Gemini Observatory Publications, Statistics and Archive
We describe the statistics of Gemini refereed publications, including relative productivity and impact of instruments and observing modes, and overall statistics such as the total publication count. We identify factors which may influence the probability of a publication emerging from a given observing program. At present, only a small fraction of publications arise purely from archival data. We present some of our plans for post-observing community support, and solicit input on various options for increased productivity in archival research.
Harry Teplitz
Astrophysics Archives at IPAC
The Infrared Processing and Analysis Center (IPAC) at Caltech provides vital science and data archives for astronomy missions.  IPAC operates the NASA/IPAC Infrared Science Archive (IRSA), the NASA/IPAC Extragalactic Database (NED), the NASA Exoplanet Archive, and the Keck Observatory Archive.  Through these projects, IPAC operates archives for NASA, NSF and privately funded projects, including: Spitzer, WISE, NEOWISE, the W.M. Keck Observatory, the Zwicki Transient Facility, and the US archive for Planck.  NED provides efficient access to an extensive synthesis of extragalactic data combining and standardizing key measurements from NASA missions, sky surveys, and the astrophysics literature.  The NASA Exoplanet Archive is an online astronomical exoplanet and stellar catalog and data service that collates and cross-correlates astronomical data and information on exoplanets and their host stars, and provides tools to work with these data.  The guiding principle of IPAC's archives is to enable cutting-edge science through strategic response to the evolving needs of the user community.  

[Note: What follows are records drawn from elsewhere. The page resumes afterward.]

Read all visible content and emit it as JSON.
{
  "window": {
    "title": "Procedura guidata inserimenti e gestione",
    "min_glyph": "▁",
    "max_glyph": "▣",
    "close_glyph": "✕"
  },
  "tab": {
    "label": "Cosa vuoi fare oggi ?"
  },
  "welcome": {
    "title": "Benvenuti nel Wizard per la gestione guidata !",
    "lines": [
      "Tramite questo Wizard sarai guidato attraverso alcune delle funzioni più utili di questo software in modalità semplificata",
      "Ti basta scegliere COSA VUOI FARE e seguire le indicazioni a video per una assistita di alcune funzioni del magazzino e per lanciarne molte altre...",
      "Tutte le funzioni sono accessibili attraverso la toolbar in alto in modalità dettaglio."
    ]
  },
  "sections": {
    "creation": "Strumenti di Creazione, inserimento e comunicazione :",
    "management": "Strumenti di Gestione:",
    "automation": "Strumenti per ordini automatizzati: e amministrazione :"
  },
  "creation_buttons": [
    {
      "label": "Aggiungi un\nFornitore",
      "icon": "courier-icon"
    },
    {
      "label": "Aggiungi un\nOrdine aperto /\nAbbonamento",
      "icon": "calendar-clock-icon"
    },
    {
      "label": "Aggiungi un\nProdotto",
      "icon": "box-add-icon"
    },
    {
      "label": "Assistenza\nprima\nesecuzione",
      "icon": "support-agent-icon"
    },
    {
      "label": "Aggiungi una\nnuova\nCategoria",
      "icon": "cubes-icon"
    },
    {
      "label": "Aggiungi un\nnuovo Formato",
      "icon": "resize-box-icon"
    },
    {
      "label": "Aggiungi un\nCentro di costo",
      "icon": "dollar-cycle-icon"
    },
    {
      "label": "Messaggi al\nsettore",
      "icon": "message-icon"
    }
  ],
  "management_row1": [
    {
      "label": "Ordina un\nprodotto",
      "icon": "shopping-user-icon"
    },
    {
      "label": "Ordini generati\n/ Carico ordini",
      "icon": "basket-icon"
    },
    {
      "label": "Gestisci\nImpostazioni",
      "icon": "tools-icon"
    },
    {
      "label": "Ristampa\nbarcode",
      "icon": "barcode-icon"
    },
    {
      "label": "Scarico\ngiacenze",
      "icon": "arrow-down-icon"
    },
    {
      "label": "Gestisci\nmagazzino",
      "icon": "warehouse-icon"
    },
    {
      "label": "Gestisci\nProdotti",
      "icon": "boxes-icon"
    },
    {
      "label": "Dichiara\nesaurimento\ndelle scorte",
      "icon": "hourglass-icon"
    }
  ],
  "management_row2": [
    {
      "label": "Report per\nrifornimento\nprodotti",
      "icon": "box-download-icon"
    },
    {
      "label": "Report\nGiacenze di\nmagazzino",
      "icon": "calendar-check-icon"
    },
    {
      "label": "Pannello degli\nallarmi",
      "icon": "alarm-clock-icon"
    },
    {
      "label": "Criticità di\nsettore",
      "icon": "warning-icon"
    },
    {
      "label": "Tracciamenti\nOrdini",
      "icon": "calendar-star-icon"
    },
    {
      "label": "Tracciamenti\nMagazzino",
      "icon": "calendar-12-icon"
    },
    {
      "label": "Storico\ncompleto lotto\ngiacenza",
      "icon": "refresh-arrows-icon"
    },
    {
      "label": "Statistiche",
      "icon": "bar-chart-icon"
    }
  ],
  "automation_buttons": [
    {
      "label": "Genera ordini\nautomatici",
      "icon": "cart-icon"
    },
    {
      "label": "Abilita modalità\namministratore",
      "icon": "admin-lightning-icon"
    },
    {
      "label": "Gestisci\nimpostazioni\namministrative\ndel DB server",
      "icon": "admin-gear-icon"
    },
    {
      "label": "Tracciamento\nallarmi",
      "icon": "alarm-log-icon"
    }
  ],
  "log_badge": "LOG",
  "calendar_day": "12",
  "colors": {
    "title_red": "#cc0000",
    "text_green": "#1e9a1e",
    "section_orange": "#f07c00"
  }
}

By supporting multiple astronomy archives at one center, IPAC has the advantage of the scientific and technical synergy between them.  We provide powerful services to researchers that combine data sets across the infrared sky. IPAC services offer interoperability with other archives through program-friendly interfaces and the use of Virtual Observatory protocols. In total, IPAC manages more than 10 PB in the data center, including databases containing almost 200 billion rows.  The data volume is expected to double in the next five years.  IPAC meets these "big data" challenges through creative solutions and technical innovation.
Scott Fleming
The Mikulski Archive for Space Telescopes (MAST) is a NASA-funded project to provide, and support, a variety of astronomical data archives, with a primary focus on UV, optical, and near-IR data. MAST archives data from more than 20 different missions, including GALEX, Gaia, Hubble Space Telescope, Kepler, K2, PanSTARRS, Swift, and XMM.  Looking to the future, we will be the primary archive for the James Webb Space Telescope, TESS, and WFIRST.  In this presentation, I will highlight some recent services and data products designed to enable archival astronomical research.  I will introduce three tools that enhance GALEX and HST data in new ways: gPhoton, the Hubble Legacy Archive, and the Hubble Source Catalog. I will also take you on a tour of the MAST Discovery Portal, which enables cross-mission searches and data discovery across not only the MAST-supported missions, but data available at CDS and the Virtual Observatory as well.
K. Olsen, M. Fitzpatrick, M. Graham, L. Huang, S. Juneau, D. Nidever, R. Nikutta, P. Norris, and P. Wargo
The NOAO Data Lab
The NOAO Data Lab aims to provide infrastructure to maximize community use of the high-value survey datasets now being collected with NOAO telescopes and instruments. Upon its release in mid-2017, the Data Lab will allow users to access and search databases containing large (i.e. terabyte-scale) catalogs, visualize, analyze, and store the results of these searches, combine search results with data from other archives or facilities, and share these results with collaborators using a shared workspace and data publication service.  Prototype versions of Data Lab capabilities are being used at AAS 229 to support the SMASH DR1 data release, including a custom Data Discovery tool, database access to the SMASH catalog, a Python query interface to the database, an image cutout service, and a Jupyter notebook server with example notebooks for exploratory analysis.  With the public release of the Data Lab, we will provide a capable framework to support science analyses of select high-value datasets, as well as provide templates to aid users in publishing their own NOAO survey-scale datasets.